2022 - BLOOM: AI in the community hands

All the AI monster models of recent times, like GPTs, DALL-Es, stem from the immense resources of private tech companies. Tech companies have kept building better and bigger models, one after another: big models by big corporations with big pockets. This is not only because of their technical specifications, but also because a handful of wealthy, for-profit research labs exercise absolute control over them.

That's about to change.

BLOOM (BigScience Language Open-science Open-access Multilingual) is unique not because it is architecturally different from GPT-3 - indeed, it is most similar to all of the above - but because it is the starting point of a socio-political paradigm shift in AI that will define the coming years in the field - and that will break Big Tech's stranglehold over R&D: an AI paradigm in the hands of society.

BLOOM is the result of the BigScience Research Workshop, which includes the work of over 1000 researchers from around the world and counts on the collaboration and support of over 250 institutions. What they have in common is that they believe technology - and AI in particular - should be open, diverse, inclusive, responsible and accessible, for the benefit of humanity. BigScience members have published an ethical charter that establishes the values they adhere to in the development and deployment of these technologies.

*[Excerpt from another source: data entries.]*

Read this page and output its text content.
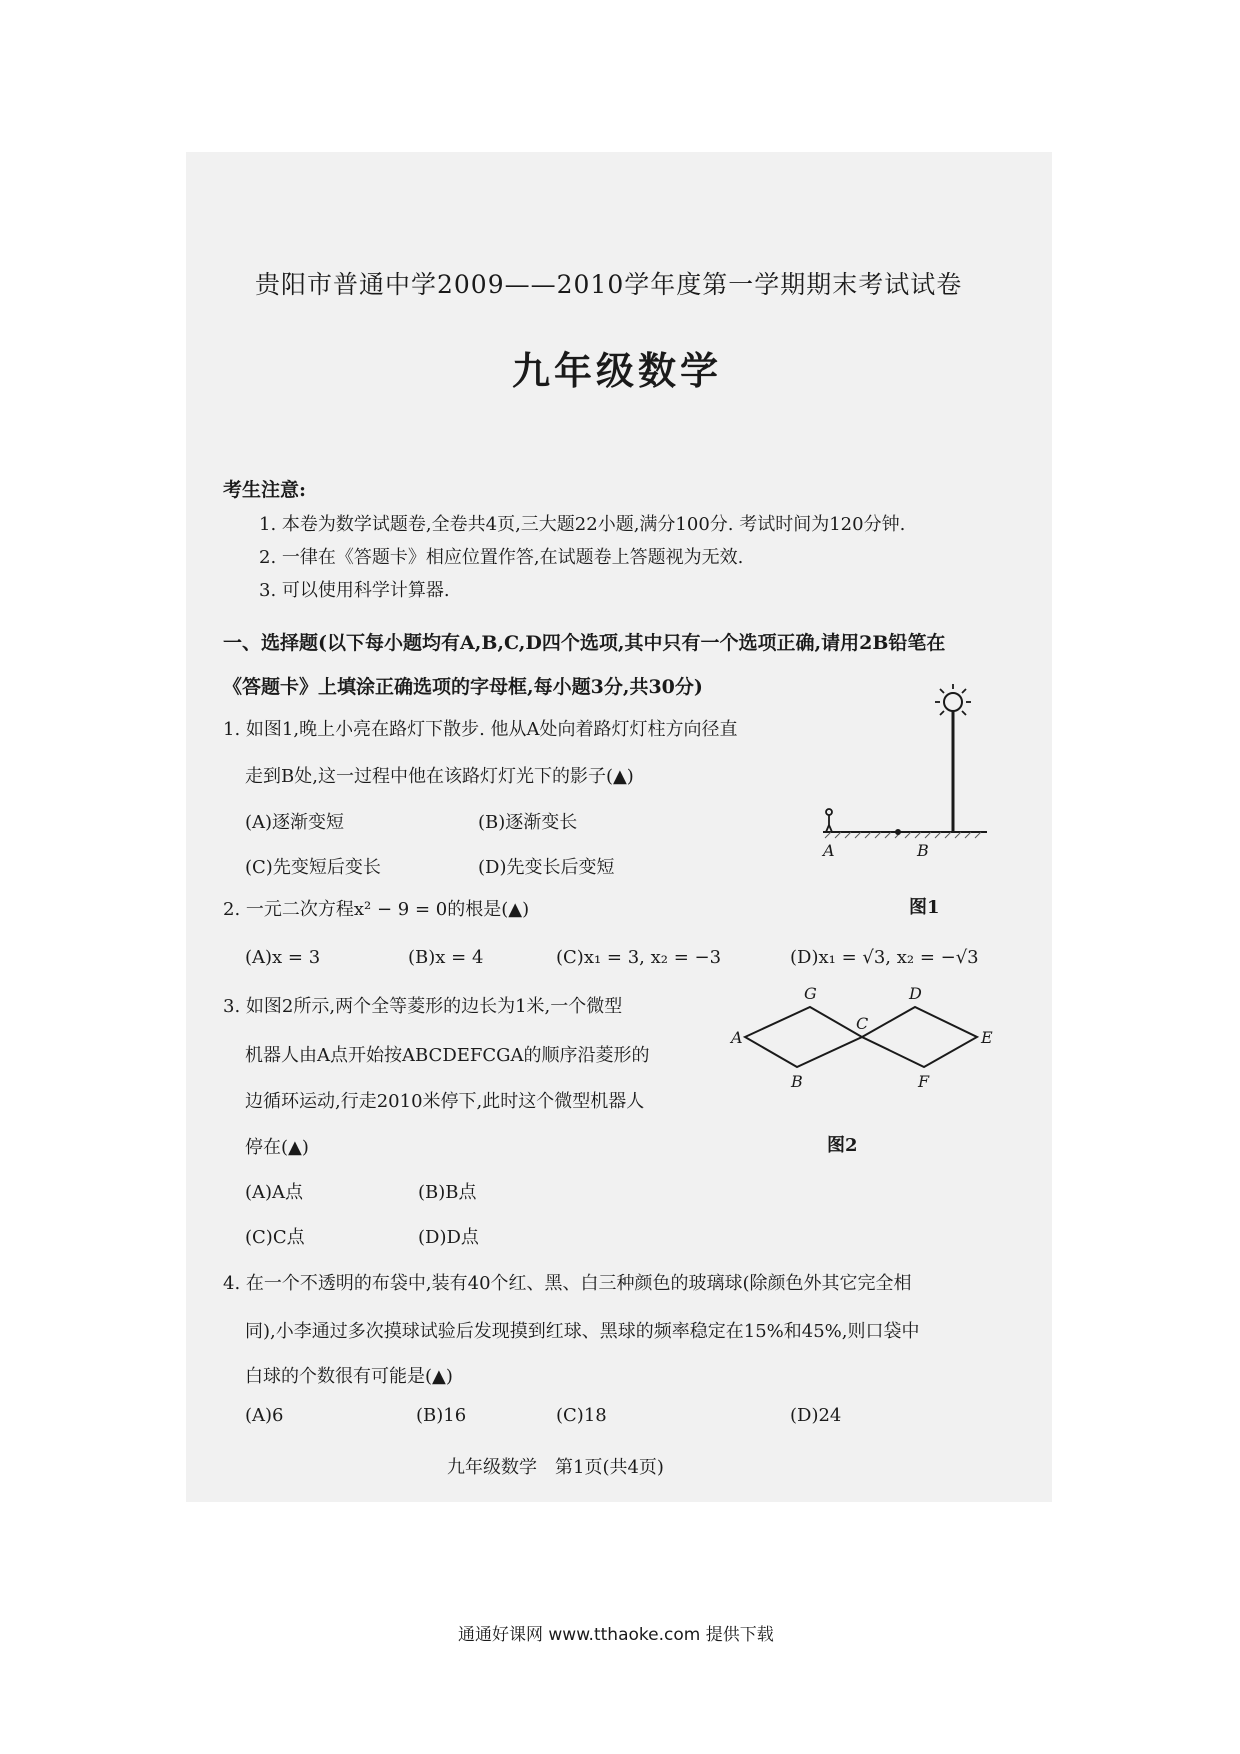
贵阳市普通中学2009——2010学年度第一学期期末考试试卷
九年级数学
考生注意:
1. 本卷为数学试题卷,全卷共4页,三大题22小题,满分100分. 考试时间为120分钟.
2. 一律在《答题卡》相应位置作答,在试题卷上答题视为无效.
3. 可以使用科学计算器.
一、选择题(以下每小题均有A,B,C,D四个选项,其中只有一个选项正确,请用2B铅笔在
《答题卡》上填涂正确选项的字母框,每小题3分,共30分)
1. 如图1,晚上小亮在路灯下散步. 他从A处向着路灯灯柱方向径直
走到B处,这一过程中他在该路灯灯光下的影子(▲)
(A)逐渐变短	(B)逐渐变长
(C)先变短后变长	(D)先变长后变短
A	B
图1
2. 一元二次方程x² − 9 = 0的根是(▲)
(A)x = 3	(B)x = 4	(C)x₁ = 3, x₂ = −3	(D)x₁ = √3, x₂ = −√3
3. 如图2所示,两个全等菱形的边长为1米,一个微型
机器人由A点开始按ABCDEFCGA的顺序沿菱形的
边循环运动,行走2010米停下,此时这个微型机器人
停在(▲)
(A)A点	(B)B点
(C)C点	(D)D点
A
B
C
D
E
F
G
图2
4. 在一个不透明的布袋中,装有40个红、黑、白三种颜色的玻璃球(除颜色外其它完全相
同),小李通过多次摸球试验后发现摸到红球、黑球的频率稳定在15%和45%,则口袋中
白球的个数很有可能是(▲)
(A)6	(B)16	(C)18	(D)24
九年级数学　第1页(共4页)
通通好课网 www.tthaoke.com 提供下载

BigScience and BLOOM are without a doubt, the most notable attempt at bringing down all the barriers that Big Tech has erected in the field of AI in the last decade. And the most sincere and honest attempt to develop AI for the benefit of all. It's the first-time open source has triumphed over privacy and control.

2023 - ChatGPT: Human-like AI generation

ChatGPT is a bot trained to generate human-like responses to user inputs. Through the wonders of machine learning, it’s acquired a remarkably expansive skillset. It can solve all your problems and answer all your questions. Or at least it will try to. 

It is, to borrow Arthur C. Clarke’s old formulation, “indistinguishable from magic.” 

It unsderstands what we ask. We doubt its nature, our distinct: it comes with intelligence, too?

2025 - DeepSeek

Rise of Open-Source, Affordable LLMs 

Its success has revolutionized AI, making advanced NLP accessible beyond tech giants. This democratization enables researchers, developers, and smaller organizations to harness cutting-edge AI without prohibitive costs, driving innovation and collaboration across diverse fields.